The broad, long-term goal of clean power is obviously to cut fossil fuels from the grid and to potentially lower the cost of electricity. But making the money to achieve such goals contingent on a pledge of allegiance doesn’t make sense.

Focus on the policy win, instead of trying to twist dissenters to your side of the political argument. If SaskPower proposes the country’s largest solar farm, and Ottawa’s money can make it happen, does it matter if Premier Scott Moe isn’t fully on board with the Liberals’ climate agenda? If Manitoba Hydro wants to build an interprovincial transmission project with Saskatchewan, but can’t promise immediately lower rates, why would Ottawa say no to such a proposal?

There is time for Ottawa to pivot. Consultations are planned with the provinces, and legislation is set to be tabled this fall. The Climate Institute advocates easing the funding conditions, as put forth by the Canada Electricity Advisory Council.

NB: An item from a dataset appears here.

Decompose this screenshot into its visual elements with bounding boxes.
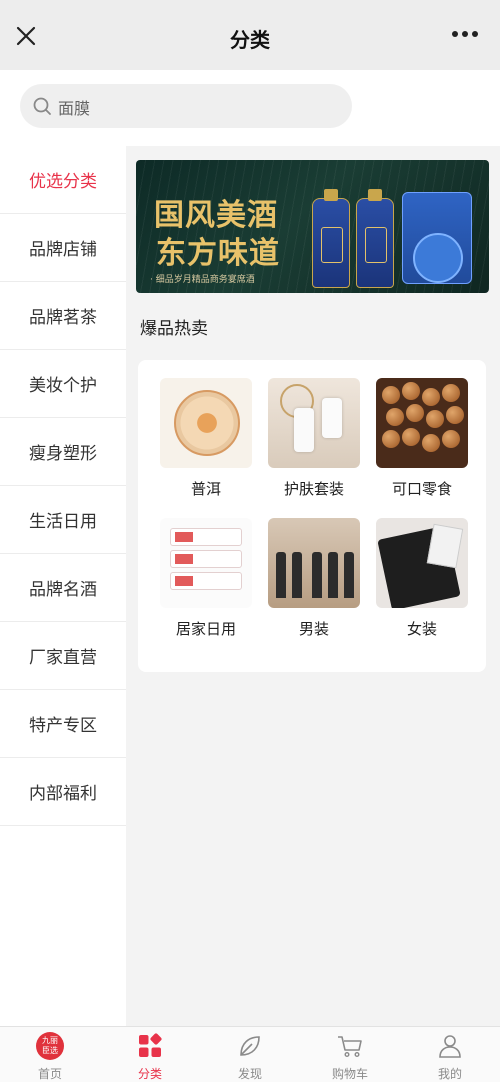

It suggested provincial road maps to net zero, broadly, by 2050, rather than precise political allegiance to net zero power by 2035. The Canadian Renewable Energy Association emphasized the importance of speed, getting the legislation done, so companies can get to work.

In the U.S., the Inflation Reduction Act has helped unleash a torrent of private sector cash into clean energy – more than US$380-billion, according to a speech last week from John Podesta, a senior adviser to Mr. Biden for climate policy. This is the promise of such large public investments, that they will serve as a trampoline.

But the trampoline works best if there aren’t several ropes tied around the waists of funding recipients. Ottawa’s plan to invest in clean power makes sense. Adding unnecessary conditions – seemingly aimed at provinces where money is most needed to cut fossil fuels from the grid – is a mistake.